Before humanity went to Mars by means of the Curiosity Rover there were a lot of uncertain imaginings and expectations - many of them romanticised and poetic. Yet Curiosity broadened out humanity’s vision of Mars from a few distant and indistinct photos to a genuine ‘personal encounter’, smashing many earlier conjectures but leading to a much deeper level of reflection; one that included disillusionment with the possibility of ‘space colonisation’, and having to face up to humanity’s ultimate solitude.
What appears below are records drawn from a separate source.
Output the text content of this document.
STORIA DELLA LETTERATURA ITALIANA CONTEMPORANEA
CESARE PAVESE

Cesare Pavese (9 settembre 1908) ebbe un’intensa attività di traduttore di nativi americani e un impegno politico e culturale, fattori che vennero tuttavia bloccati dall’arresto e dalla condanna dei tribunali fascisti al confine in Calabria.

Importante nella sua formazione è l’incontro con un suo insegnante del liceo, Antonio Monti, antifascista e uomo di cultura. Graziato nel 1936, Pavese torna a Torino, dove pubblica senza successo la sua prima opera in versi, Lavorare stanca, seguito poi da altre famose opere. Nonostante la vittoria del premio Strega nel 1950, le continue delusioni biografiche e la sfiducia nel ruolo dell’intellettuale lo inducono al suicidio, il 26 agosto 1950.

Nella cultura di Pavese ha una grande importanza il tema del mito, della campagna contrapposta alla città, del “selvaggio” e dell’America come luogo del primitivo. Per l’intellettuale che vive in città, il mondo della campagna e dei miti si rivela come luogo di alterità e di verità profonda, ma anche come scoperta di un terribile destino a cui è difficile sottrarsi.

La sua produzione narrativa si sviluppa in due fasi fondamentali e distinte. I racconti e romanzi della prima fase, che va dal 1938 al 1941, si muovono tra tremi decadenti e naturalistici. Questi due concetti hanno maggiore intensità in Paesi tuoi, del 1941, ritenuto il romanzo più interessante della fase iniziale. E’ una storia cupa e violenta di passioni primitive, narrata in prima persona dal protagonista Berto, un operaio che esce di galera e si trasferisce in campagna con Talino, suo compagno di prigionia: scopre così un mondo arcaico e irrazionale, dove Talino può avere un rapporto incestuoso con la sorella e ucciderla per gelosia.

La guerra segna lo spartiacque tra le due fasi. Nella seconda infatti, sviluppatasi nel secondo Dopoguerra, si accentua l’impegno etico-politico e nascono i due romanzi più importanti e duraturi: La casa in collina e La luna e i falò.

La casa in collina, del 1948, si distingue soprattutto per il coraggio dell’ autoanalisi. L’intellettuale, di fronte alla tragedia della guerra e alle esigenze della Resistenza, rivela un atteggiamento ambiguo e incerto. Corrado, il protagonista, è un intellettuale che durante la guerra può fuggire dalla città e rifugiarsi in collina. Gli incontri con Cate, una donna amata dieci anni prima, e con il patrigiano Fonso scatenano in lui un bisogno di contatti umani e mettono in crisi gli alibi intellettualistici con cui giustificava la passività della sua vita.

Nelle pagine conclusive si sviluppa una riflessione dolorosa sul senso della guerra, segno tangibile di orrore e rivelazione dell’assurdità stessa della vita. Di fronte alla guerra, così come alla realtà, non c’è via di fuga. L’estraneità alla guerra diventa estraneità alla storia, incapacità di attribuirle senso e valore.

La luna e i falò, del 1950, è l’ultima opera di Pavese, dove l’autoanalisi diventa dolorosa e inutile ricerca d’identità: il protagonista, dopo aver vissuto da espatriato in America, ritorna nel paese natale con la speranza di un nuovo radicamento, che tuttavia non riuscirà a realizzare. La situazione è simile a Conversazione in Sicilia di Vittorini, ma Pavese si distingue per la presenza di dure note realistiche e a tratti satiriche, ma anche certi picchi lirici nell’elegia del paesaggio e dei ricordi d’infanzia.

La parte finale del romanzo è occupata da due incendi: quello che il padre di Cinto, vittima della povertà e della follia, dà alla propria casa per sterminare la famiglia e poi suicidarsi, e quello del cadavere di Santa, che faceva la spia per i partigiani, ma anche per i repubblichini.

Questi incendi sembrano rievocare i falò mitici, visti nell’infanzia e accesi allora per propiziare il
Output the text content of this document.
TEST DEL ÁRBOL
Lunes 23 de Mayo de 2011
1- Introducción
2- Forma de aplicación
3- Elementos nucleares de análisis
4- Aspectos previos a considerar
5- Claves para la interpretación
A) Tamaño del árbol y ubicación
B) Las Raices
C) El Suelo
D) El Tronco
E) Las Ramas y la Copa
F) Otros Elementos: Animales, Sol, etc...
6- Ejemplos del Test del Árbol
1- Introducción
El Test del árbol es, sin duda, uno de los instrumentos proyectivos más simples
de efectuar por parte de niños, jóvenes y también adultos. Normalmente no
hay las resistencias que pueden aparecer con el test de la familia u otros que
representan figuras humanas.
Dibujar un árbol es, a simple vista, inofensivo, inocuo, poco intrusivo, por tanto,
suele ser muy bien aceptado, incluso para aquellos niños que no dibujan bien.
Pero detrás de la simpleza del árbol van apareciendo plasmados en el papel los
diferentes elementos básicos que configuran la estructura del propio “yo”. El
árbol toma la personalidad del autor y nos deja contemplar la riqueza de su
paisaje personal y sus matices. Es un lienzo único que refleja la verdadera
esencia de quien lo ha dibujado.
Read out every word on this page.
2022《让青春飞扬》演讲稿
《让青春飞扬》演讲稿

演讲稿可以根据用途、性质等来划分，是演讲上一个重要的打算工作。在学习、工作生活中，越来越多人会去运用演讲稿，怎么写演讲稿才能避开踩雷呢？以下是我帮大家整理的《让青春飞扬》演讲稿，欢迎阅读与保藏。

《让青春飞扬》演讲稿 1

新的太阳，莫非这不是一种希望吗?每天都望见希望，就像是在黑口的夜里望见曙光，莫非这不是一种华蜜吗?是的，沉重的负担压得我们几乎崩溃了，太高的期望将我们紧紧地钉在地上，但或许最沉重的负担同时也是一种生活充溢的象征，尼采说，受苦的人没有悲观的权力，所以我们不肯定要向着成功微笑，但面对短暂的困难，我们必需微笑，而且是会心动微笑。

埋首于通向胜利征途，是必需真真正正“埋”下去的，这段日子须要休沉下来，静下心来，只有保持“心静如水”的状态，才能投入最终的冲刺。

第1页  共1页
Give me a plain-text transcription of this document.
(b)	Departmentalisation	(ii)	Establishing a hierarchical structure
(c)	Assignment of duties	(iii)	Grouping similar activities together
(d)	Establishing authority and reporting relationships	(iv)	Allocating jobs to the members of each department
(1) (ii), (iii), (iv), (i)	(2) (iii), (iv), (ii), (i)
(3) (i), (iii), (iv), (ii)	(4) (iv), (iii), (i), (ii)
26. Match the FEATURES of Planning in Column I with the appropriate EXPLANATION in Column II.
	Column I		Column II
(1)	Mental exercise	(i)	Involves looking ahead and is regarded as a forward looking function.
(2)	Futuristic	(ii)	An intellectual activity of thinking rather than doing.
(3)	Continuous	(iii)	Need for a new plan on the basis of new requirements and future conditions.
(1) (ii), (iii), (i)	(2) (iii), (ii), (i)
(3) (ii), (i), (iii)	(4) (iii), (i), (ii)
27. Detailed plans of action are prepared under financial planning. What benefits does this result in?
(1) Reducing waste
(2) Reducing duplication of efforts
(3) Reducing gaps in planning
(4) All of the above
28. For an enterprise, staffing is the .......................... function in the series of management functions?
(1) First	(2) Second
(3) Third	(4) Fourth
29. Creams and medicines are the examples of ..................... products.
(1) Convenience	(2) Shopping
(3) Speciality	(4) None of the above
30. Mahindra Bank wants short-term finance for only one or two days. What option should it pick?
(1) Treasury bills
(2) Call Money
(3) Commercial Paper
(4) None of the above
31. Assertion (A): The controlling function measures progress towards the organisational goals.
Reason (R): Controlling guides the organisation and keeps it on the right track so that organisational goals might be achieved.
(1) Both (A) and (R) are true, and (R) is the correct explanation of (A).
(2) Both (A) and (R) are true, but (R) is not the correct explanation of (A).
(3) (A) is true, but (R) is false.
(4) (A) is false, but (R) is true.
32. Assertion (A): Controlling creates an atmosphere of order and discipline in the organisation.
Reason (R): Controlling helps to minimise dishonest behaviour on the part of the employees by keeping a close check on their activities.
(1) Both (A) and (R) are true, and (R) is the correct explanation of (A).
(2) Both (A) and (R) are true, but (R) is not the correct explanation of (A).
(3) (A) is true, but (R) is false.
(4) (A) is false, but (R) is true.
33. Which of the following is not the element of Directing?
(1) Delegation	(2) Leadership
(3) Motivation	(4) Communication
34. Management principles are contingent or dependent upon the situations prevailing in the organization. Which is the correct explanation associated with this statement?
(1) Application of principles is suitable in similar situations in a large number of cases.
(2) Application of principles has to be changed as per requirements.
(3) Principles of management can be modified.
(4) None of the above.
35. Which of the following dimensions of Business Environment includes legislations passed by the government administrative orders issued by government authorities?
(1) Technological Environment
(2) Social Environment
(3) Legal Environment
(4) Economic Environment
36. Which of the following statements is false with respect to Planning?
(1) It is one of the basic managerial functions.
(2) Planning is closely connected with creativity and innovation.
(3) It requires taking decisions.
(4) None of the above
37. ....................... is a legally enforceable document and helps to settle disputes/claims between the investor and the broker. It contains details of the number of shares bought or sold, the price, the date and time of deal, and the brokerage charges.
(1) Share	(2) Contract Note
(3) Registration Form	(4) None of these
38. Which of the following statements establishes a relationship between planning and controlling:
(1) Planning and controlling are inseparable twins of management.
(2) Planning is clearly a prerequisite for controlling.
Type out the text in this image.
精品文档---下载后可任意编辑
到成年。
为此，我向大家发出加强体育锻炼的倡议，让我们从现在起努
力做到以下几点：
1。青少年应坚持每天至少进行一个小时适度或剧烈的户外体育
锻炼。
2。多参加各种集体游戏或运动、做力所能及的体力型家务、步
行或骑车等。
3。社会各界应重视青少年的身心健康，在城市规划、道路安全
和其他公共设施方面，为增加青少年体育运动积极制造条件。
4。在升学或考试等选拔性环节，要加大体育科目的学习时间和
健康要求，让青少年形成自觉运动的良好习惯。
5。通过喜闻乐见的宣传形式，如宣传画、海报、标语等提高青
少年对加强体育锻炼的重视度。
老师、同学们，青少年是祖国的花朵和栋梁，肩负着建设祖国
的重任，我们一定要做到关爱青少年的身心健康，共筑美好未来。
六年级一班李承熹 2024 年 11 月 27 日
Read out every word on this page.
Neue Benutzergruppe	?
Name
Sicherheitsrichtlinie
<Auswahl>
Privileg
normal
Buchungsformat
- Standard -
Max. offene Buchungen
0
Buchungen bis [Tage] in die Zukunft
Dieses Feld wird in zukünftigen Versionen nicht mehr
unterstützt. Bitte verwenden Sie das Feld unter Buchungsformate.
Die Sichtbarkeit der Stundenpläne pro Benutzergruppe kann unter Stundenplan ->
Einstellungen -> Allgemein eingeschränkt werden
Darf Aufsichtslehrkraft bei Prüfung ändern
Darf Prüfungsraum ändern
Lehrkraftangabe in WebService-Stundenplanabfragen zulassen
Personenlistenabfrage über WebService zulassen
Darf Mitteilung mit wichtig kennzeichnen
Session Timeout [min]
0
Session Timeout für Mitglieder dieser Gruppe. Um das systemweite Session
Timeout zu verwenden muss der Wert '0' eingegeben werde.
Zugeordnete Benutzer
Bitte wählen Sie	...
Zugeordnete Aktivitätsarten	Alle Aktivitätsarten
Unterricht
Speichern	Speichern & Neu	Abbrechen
What Curiosity saw on Mars was actually one of the best reflections and comparisons of our own civilisation. And in the time that Curiosity was on Mars, it was as if humanity’s third eye had opened, and in an instant we became enlightened.
您創作過歌詞, 散文和戲劇, 並且也從事過攝影和藝術,這些不同形式的創作對彼此有何種影響? 是什麼促使您游走於它們之間?
You've also written song lyrics, prose, drama and worked in photography and art – how do all these different forms feed into one another? What draws you to move between them?
歌詞,散文,戲劇和視覺藝術,其實在「詩」裡,早就已經各別獨立存在。而彼此又相互含攝包容。我不過是在成為詩人之後,又接續將詩中的每個元素獨立出來,分別完全他們而已。每一種藝術形式之間,其實並非如我們所想像的那般涇渭分明。而是什麼促使我遊走於這些形式之間?我想也同樣是「好奇」吧!
Actually, lyrics, essays, drama and visual art have each long existed within poetry itself, and each can assimilate the other. But all I did after becoming a poet was to separate and follow each independent element. The difference between art forms is actually not as distinct as we imagine. But what compels me to wander between them? - Curiosity!
您的作品曾被翻譯成日文和英文。看到作品被翻譯或閱讀翻譯後的版本, 作為作者本人, 您有什麼感想?
Your work has been translated into both Japanese and English – what is the experience of having your work translated, or reading it in translation, for you as an author?
我曾試過自己翻譯一小部分作品為英文。翻譯詩是非常困難的一件事情,難怪有人認為詩是不能翻譯的文類,名詩人艾略特就說:詩正是在翻譯當中失去的那個東西。當然知道有不懂中文的讀者能透過讀英文或日文而欣賞自己的詩,還是很興奮的。我本人不懂日文,讀自己的詩的英譯卻總是又高興又困惑,又擔心:懷疑真的詩的意思「到位」了?又氣惱:自己為什麼不能直接用英文寫作?總之,看自己的作品被翻譯心情是很複雜的,五味雜陳。
I once tried to translate a small number of works into English. Translating poetry is incredibly difficult - no wonder there are people who believe that poetry is a form of literature which can’t be translated. T.S.Eliot said, ‘Poetry is what is lost in translation’. Of course, I know there are readers who can’t read Chinese but who can appreciate my poems through the English or Japanese translation, which makes me very happy. I can’t read Japanese, but reading my own poems in English makes me at once happy, perplexed and worried, wondering whether the ‘true meaning’ has come through. And it also makes me annoyed; why can’t I use English to write directly? In short, my feelings on reading my own work in translation are complex and mixed.
English-Chinese translation by Peng Ying, Chinese-English by Sarah Dodd.